Their way lay along the same streets until they came almost to Hertha's door when they said good-night, Sophie refusing to allow her new acquaintance to go further. "It is nothing to get wet," she averred, "I used to it;" and she hurried on, mingling so swiftly with the crowd that thronged the Bowery that Hertha soon lost sight of her small figure. She felt attracted to this young Jewish girl, and yet she half feared that she, too, like Kathleen, had a vision, and she questioned whether she desired another friend who wished to change the world.
And yet, when she had finished a supper alone and had dropped wearily into a chair by the lamp, she found she was almost ready for a world-change herself. She was too tired to care to read, too tired for coherent thought. In her head buzzed and hummed and roared the machines of the shop and every now and then her whole body twitched convulsively. Outside the rain beat steadily upon the pavement. It was a night like this, she remembered, that she had been carried, a little new-born baby, and placed on mammy's big bed. Who did such a thing? Not her young mother who had died so soon after her birth. Not her grandfather who in the end had given her his name. Was it her mother's mother who had tried to hide the family shame? She shrewdly suspected so. Well, she had not succeeded, for here was Hertha Ogilvie, after all. It was not so easy to hide a white child, not so easy to stifle the spirit of remorse.
As she sat in her chair, her eyes half closed, she found her thoughts, as so often happened, drifting back to her home among the pines, to the cabin with the white sand at the doorway and the red roses clambering over the porch. Instead of coming home to this empty flat, Ellen and her mother and Tom were on hand to welcome her. They helped take off her things, they dried her shoes, they gave her hot coffee to drink. Was it foolish to have gone away to enter the life of this ruthless city that held you in a mad whirl of work for half the year and for the other half left you to starve; this city in which there was no time for a pleasant homecoming and an evening meal together; this city in which you met a friendly face and lost it again in the great crowds that swarmed in millions over the miles of narrow streets? Her head drooped as though nodding yes to her questions, and her eyes wholly closed.

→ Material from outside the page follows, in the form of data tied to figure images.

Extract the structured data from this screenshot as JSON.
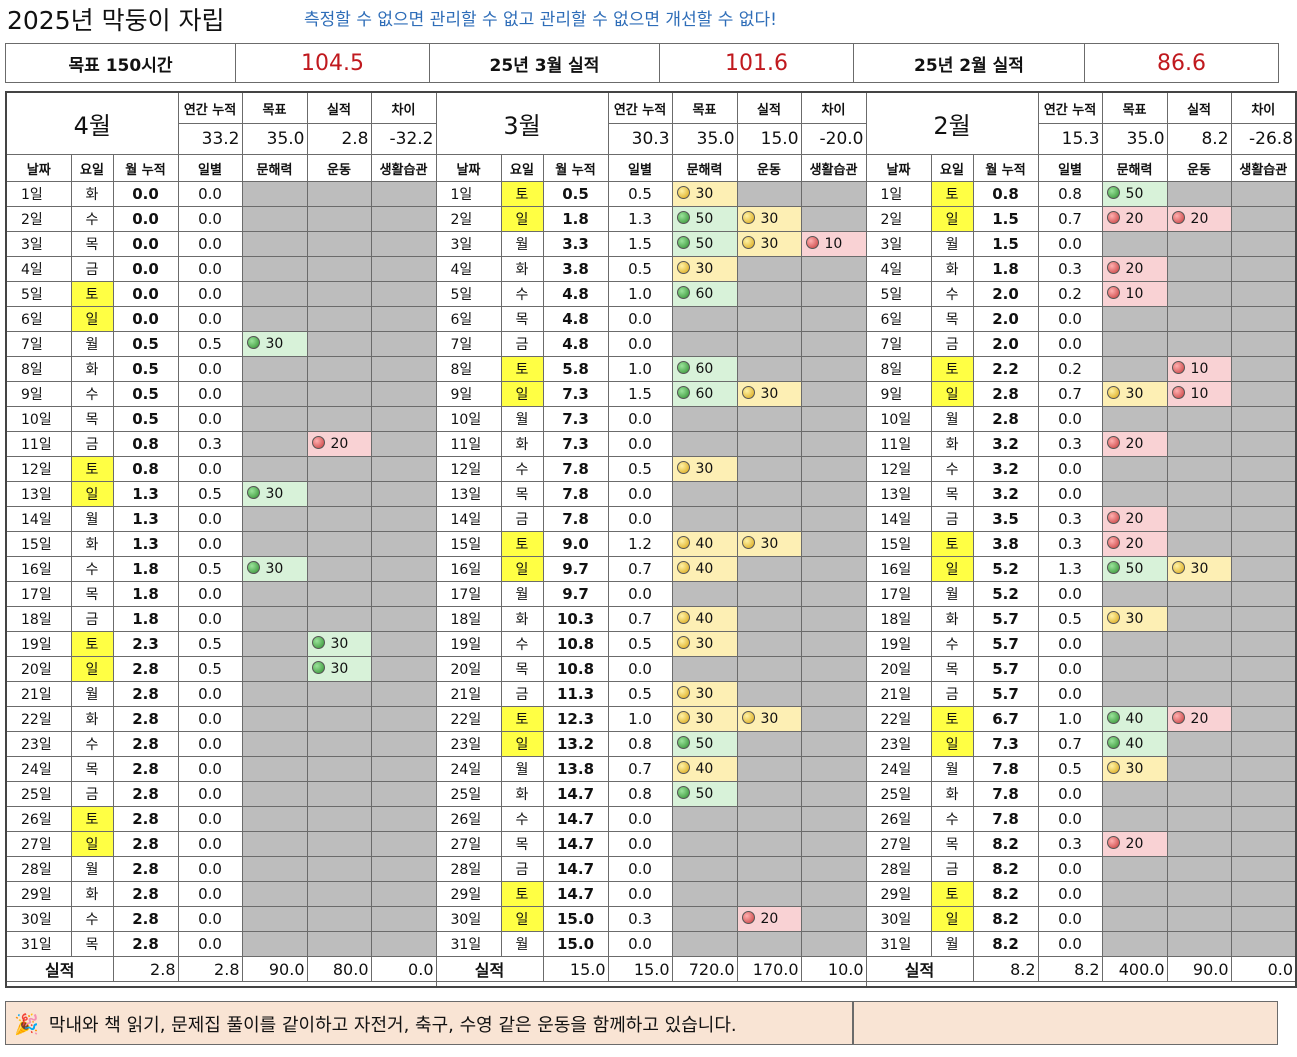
{
  "header": {
    "title": "2025년 막둥이 자립",
    "slogan": "측정할 수 없으면 관리할 수 없고 관리할 수 없으면 개선할 수 없다!"
  },
  "summary": {
    "goal_label": "목표 150시간",
    "goal_value": "104.5",
    "mar_label": "25년 3월 실적",
    "mar_value": "101.6",
    "feb_label": "25년 2월 실적",
    "feb_value": "86.6"
  },
  "colors": {
    "sat_sun": "#ffff44",
    "inactive": "#bdbdbd",
    "green": "#d8f2d9",
    "yellow": "#fdefb4",
    "red": "#f9d2d4",
    "value_red": "#c0191e"
  },
  "stat_labels": [
    "연간 누적",
    "목표",
    "실적",
    "차이"
  ],
  "col_headers": [
    "날짜",
    "요일",
    "월 누적",
    "일별",
    "문해력",
    "운동",
    "생활습관"
  ],
  "total_label": "실적",
  "months": [
    {
      "name": "4월",
      "stats": [
        "33.2",
        "35.0",
        "2.8",
        "-32.2"
      ],
      "totals": [
        "2.8",
        "2.8",
        "90.0",
        "80.0",
        "0.0"
      ],
      "rows": [
        [
          "1일",
          "화",
          "0.0",
          "0.0",
          null,
          null,
          null
        ],
        [
          "2일",
          "수",
          "0.0",
          "0.0",
          null,
          null,
          null
        ],
        [
          "3일",
          "목",
          "0.0",
          "0.0",
          null,
          null,
          null
        ],
        [
          "4일",
          "금",
          "0.0",
          "0.0",
          null,
          null,
          null
        ],
        [
          "5일",
          "토",
          "0.0",
          "0.0",
          null,
          null,
          null
        ],
        [
          "6일",
          "일",
          "0.0",
          "0.0",
          null,
          null,
          null
        ],
        [
          "7일",
          "월",
          "0.5",
          "0.5",
          [
            "g",
            "30"
          ],
          null,
          null
        ],
        [
          "8일",
          "화",
          "0.5",
          "0.0",
          null,
          null,
          null
        ],
        [
          "9일",
          "수",
          "0.5",
          "0.0",
          null,
          null,
          null
        ],
        [
          "10일",
          "목",
          "0.5",
          "0.0",
          null,
          null,
          null
        ],
        [
          "11일",
          "금",
          "0.8",
          "0.3",
          null,
          [
            "r",
            "20"
          ],
          null
        ],
        [
          "12일",
          "토",
          "0.8",
          "0.0",
          null,
          null,
          null
        ],
        [
          "13일",
          "일",
          "1.3",
          "0.5",
          [
            "g",
            "30"
          ],
          null,
          null
        ],
        [
          "14일",
          "월",
          "1.3",
          "0.0",
          null,
          null,
          null
        ],
        [
          "15일",
          "화",
          "1.3",
          "0.0",
          null,
          null,
          null
        ],
        [
          "16일",
          "수",
          "1.8",
          "0.5",
          [
            "g",
            "30"
          ],
          null,
          null
        ],
        [
          "17일",
          "목",
          "1.8",
          "0.0",
          null,
          null,
          null
        ],
        [
          "18일",
          "금",
          "1.8",
          "0.0",
          null,
          null,
          null
        ],
        [
          "19일",
          "토",
          "2.3",
          "0.5",
          null,
          [
            "g",
            "30"
          ],
          null
        ],
        [
          "20일",
          "일",
          "2.8",
          "0.5",
          null,
          [
            "g",
            "30"
          ],
          null
        ],
        [
          "21일",
          "월",
          "2.8",
          "0.0",
          null,
          null,
          null
        ],
        [
          "22일",
          "화",
          "2.8",
          "0.0",
          null,
          null,
          null
        ],
        [
          "23일",
          "수",
          "2.8",
          "0.0",
          null,
          null,
          null
        ],
        [
          "24일",
          "목",
          "2.8",
          "0.0",
          null,
          null,
          null
        ],
        [
          "25일",
          "금",
          "2.8",
          "0.0",
          null,
          null,
          null
        ],
        [
          "26일",
          "토",
          "2.8",
          "0.0",
          null,
          null,
          null
        ],
        [
          "27일",
          "일",
          "2.8",
          "0.0",
          null,
          null,
          null
        ],
        [
          "28일",
          "월",
          "2.8",
          "0.0",
          null,
          null,
          null
        ],
        [
          "29일",
          "화",
          "2.8",
          "0.0",
          null,
          null,
          null
        ],
        [
          "30일",
          "수",
          "2.8",
          "0.0",
          null,
          null,
          null
        ],
        [
          "31일",
          "목",
          "2.8",
          "0.0",
          null,
          null,
          null
        ]
      ]
    },
    {
      "name": "3월",
      "stats": [
        "30.3",
        "35.0",
        "15.0",
        "-20.0"
      ],
      "totals": [
        "15.0",
        "15.0",
        "720.0",
        "170.0",
        "10.0"
      ],
      "rows": [
        [
          "1일",
          "토",
          "0.5",
          "0.5",
          [
            "y",
            "30"
          ],
          null,
          null
        ],
        [
          "2일",
          "일",
          "1.8",
          "1.3",
          [
            "g",
            "50"
          ],
          [
            "y",
            "30"
          ],
          null
        ],
        [
          "3일",
          "월",
          "3.3",
          "1.5",
          [
            "g",
            "50"
          ],
          [
            "y",
            "30"
          ],
          [
            "r",
            "10"
          ]
        ],
        [
          "4일",
          "화",
          "3.8",
          "0.5",
          [
            "y",
            "30"
          ],
          null,
          null
        ],
        [
          "5일",
          "수",
          "4.8",
          "1.0",
          [
            "g",
            "60"
          ],
          null,
          null
        ],
        [
          "6일",
          "목",
          "4.8",
          "0.0",
          null,
          null,
          null
        ],
        [
          "7일",
          "금",
          "4.8",
          "0.0",
          null,
          null,
          null
        ],
        [
          "8일",
          "토",
          "5.8",
          "1.0",
          [
            "g",
            "60"
          ],
          null,
          null
        ],
        [
          "9일",
          "일",
          "7.3",
          "1.5",
          [
            "g",
            "60"
          ],
          [
            "y",
            "30"
          ],
          null
        ],
        [
          "10일",
          "월",
          "7.3",
          "0.0",
          null,
          null,
          null
        ],
        [
          "11일",
          "화",
          "7.3",
          "0.0",
          null,
          null,
          null
        ],
        [
          "12일",
          "수",
          "7.8",
          "0.5",
          [
            "y",
            "30"
          ],
          null,
          null
        ],
        [
          "13일",
          "목",
          "7.8",
          "0.0",
          null,
          null,
          null
        ],
        [
          "14일",
          "금",
          "7.8",
          "0.0",
          null,
          null,
          null
        ],
        [
          "15일",
          "토",
          "9.0",
          "1.2",
          [
            "y",
            "40"
          ],
          [
            "y",
            "30"
          ],
          null
        ],
        [
          "16일",
          "일",
          "9.7",
          "0.7",
          [
            "y",
            "40"
          ],
          null,
          null
        ],
        [
          "17일",
          "월",
          "9.7",
          "0.0",
          null,
          null,
          null
        ],
        [
          "18일",
          "화",
          "10.3",
          "0.7",
          [
            "y",
            "40"
          ],
          null,
          null
        ],
        [
          "19일",
          "수",
          "10.8",
          "0.5",
          [
            "y",
            "30"
          ],
          null,
          null
        ],
        [
          "20일",
          "목",
          "10.8",
          "0.0",
          null,
          null,
          null
        ],
        [
          "21일",
          "금",
          "11.3",
          "0.5",
          [
            "y",
            "30"
          ],
          null,
          null
        ],
        [
          "22일",
          "토",
          "12.3",
          "1.0",
          [
            "y",
            "30"
          ],
          [
            "y",
            "30"
          ],
          null
        ],
        [
          "23일",
          "일",
          "13.2",
          "0.8",
          [
            "g",
            "50"
          ],
          null,
          null
        ],
        [
          "24일",
          "월",
          "13.8",
          "0.7",
          [
            "y",
            "40"
          ],
          null,
          null
        ],
        [
          "25일",
          "화",
          "14.7",
          "0.8",
          [
            "g",
            "50"
          ],
          null,
          null
        ],
        [
          "26일",
          "수",
          "14.7",
          "0.0",
          null,
          null,
          null
        ],
        [
          "27일",
          "목",
          "14.7",
          "0.0",
          null,
          null,
          null
        ],
        [
          "28일",
          "금",
          "14.7",
          "0.0",
          null,
          null,
          null
        ],
        [
          "29일",
          "토",
          "14.7",
          "0.0",
          null,
          null,
          null
        ],
        [
          "30일",
          "일",
          "15.0",
          "0.3",
          null,
          [
            "r",
            "20"
          ],
          null
        ],
        [
          "31일",
          "월",
          "15.0",
          "0.0",
          null,
          null,
          null
        ]
      ]
    },
    {
      "name": "2월",
      "stats": [
        "15.3",
        "35.0",
        "8.2",
        "-26.8"
      ],
      "totals": [
        "8.2",
        "8.2",
        "400.0",
        "90.0",
        "0.0"
      ],
      "rows": [
        [
          "1일",
          "토",
          "0.8",
          "0.8",
          [
            "g",
            "50"
          ],
          null,
          null
        ],
        [
          "2일",
          "일",
          "1.5",
          "0.7",
          [
            "r",
            "20"
          ],
          [
            "r",
            "20"
          ],
          null
        ],
        [
          "3일",
          "월",
          "1.5",
          "0.0",
          null,
          null,
          null
        ],
        [
          "4일",
          "화",
          "1.8",
          "0.3",
          [
            "r",
            "20"
          ],
          null,
          null
        ],
        [
          "5일",
          "수",
          "2.0",
          "0.2",
          [
            "r",
            "10"
          ],
          null,
          null
        ],
        [
          "6일",
          "목",
          "2.0",
          "0.0",
          null,
          null,
          null
        ],
        [
          "7일",
          "금",
          "2.0",
          "0.0",
          null,
          null,
          null
        ],
        [
          "8일",
          "토",
          "2.2",
          "0.2",
          null,
          [
            "r",
            "10"
          ],
          null
        ],
        [
          "9일",
          "일",
          "2.8",
          "0.7",
          [
            "y",
            "30"
          ],
          [
            "r",
            "10"
          ],
          null
        ],
        [
          "10일",
          "월",
          "2.8",
          "0.0",
          null,
          null,
          null
        ],
        [
          "11일",
          "화",
          "3.2",
          "0.3",
          [
            "r",
            "20"
          ],
          null,
          null
        ],
        [
          "12일",
          "수",
          "3.2",
          "0.0",
          null,
          null,
          null
        ],
        [
          "13일",
          "목",
          "3.2",
          "0.0",
          null,
          null,
          null
        ],
        [
          "14일",
          "금",
          "3.5",
          "0.3",
          [
            "r",
            "20"
          ],
          null,
          null
        ],
        [
          "15일",
          "토",
          "3.8",
          "0.3",
          [
            "r",
            "20"
          ],
          null,
          null
        ],
        [
          "16일",
          "일",
          "5.2",
          "1.3",
          [
            "g",
            "50"
          ],
          [
            "y",
            "30"
          ],
          null
        ],
        [
          "17일",
          "월",
          "5.2",
          "0.0",
          null,
          null,
          null
        ],
        [
          "18일",
          "화",
          "5.7",
          "0.5",
          [
            "y",
            "30"
          ],
          null,
          null
        ],
        [
          "19일",
          "수",
          "5.7",
          "0.0",
          null,
          null,
          null
        ],
        [
          "20일",
          "목",
          "5.7",
          "0.0",
          null,
          null,
          null
        ],
        [
          "21일",
          "금",
          "5.7",
          "0.0",
          null,
          null,
          null
        ],
        [
          "22일",
          "토",
          "6.7",
          "1.0",
          [
            "g",
            "40"
          ],
          [
            "r",
            "20"
          ],
          null
        ],
        [
          "23일",
          "일",
          "7.3",
          "0.7",
          [
            "g",
            "40"
          ],
          null,
          null
        ],
        [
          "24일",
          "월",
          "7.8",
          "0.5",
          [
            "y",
            "30"
          ],
          null,
          null
        ],
        [
          "25일",
          "화",
          "7.8",
          "0.0",
          null,
          null,
          null
        ],
        [
          "26일",
          "수",
          "7.8",
          "0.0",
          null,
          null,
          null
        ],
        [
          "27일",
          "목",
          "8.2",
          "0.3",
          [
            "r",
            "20"
          ],
          null,
          null
        ],
        [
          "28일",
          "금",
          "8.2",
          "0.0",
          null,
          null,
          null
        ],
        [
          "29일",
          "토",
          "8.2",
          "0.0",
          null,
          null,
          null
        ],
        [
          "30일",
          "일",
          "8.2",
          "0.0",
          null,
          null,
          null
        ],
        [
          "31일",
          "월",
          "8.2",
          "0.0",
          null,
          null,
          null
        ]
      ]
    }
  ],
  "footnote": {
    "icon": "cheer-icon",
    "text": "막내와 책 읽기, 문제집 풀이를 같이하고 자전거, 축구, 수영 같은 운동을 함께하고 있습니다."
  }
}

But just then the doorbell rang.
CHAPTER XX
It was the bell of the outer door, and Hertha went to the kitchen to push the button that released the latch. Who could be coming to see Kathleen, she thought, on such a wretched night? Of course, some one who needed her services as nurse; and, going into the hall, she opened the outer door of the flat the better to guide the stranger upstairs.
"May I come in?"
It was a very wet figure that stood before her clasping a hat in one hand and in the other a large cotton umbrella that dripped puddles of water upon the floor. The question was asked in a jovial tone, and yet the man's attitude betrayed something like timidity.
"Certainly," Hertha answered. "Give me your umbrella; it's very wet."